In the near vicinity, volcanic eruptions took place, and by their violent explosions filled the air with clouds of dust and ashes, which

fell, from time to time, in showers into the lake to form its mud; leaves of trees that had been blown into the lake, insects and other living things, water-logged stumps of trees and many forms of vegetation were deeply buried beneath the volcanic mud. Here the hot and acid springs assisted in a fossilizing process. Finally, the eruptions ceased, the lake dried up; floods and glaciers cut ravines in the fossil rock, exposed the petrified stumps, and laid the beds with their fossil treasures open to the chisel of the explorer.
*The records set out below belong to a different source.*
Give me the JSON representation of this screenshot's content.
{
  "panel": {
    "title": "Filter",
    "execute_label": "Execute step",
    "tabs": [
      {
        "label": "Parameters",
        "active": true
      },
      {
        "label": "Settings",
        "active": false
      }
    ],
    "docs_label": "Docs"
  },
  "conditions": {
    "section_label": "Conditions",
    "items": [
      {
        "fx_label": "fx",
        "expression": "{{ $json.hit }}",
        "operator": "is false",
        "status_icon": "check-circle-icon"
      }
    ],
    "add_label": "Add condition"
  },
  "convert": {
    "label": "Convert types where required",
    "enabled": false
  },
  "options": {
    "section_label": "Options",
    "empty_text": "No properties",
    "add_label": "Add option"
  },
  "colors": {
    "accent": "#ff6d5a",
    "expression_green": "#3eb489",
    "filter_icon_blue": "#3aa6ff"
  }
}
The Sequoias are probably the oldest as well as the biggest trees on this planet-survivals of an age long past-and when we stand gazing at their colossal forms in California we may truly say:

"This was the forest primeval," for they were among the earliest genuine trees to appear on this planet at all like those of the present age. Before them there were no forms that we would have recognized as true trees. The earliest forms of plant life or, if you like, tree life-were seaweeds, growing in a world of waters, a world of an almost universal ocean. Later, upon low islands just above sea level, were forms not unlike the grotesque seaweeds of the ocean, and later still, gigantic weeds and mosses, rushes and ferns-prodigiously magnified swamp vegetation-but still no genuine trees. Not until the middle of the earth's history, when those strange, gigantic lizards came upon the earth, did there appear the first true forest tree, and this was the great Sequoia. But this tree saw the age of lizards and reptiles fade away and give place to that of almost equally gigantic mammals. Later, it saw that marvel of creation, the first man ; and its son is with us today, and has seen the railroad train fly through its forest, and the telegraph wire pinned against its bark. In the present age there are but two varieties of the Sequoia known, and they are confined to the little border of the Pacific coast. In ancient times there were twentysix varieties, which were scattered over the world from the extreme Arctic circle to Australia. This accounts for our finding their fossil remains in Colorado. In all these regions, yes, even under the eternal snows of the Arctic circle in Spitzbergen, Melville Island, and Greenland, similar fossil remains have been found. Nay, more, some of our most eminent botanists and geologists think that the Arctic circle was the paradise of trees, from where they spread south over the globe.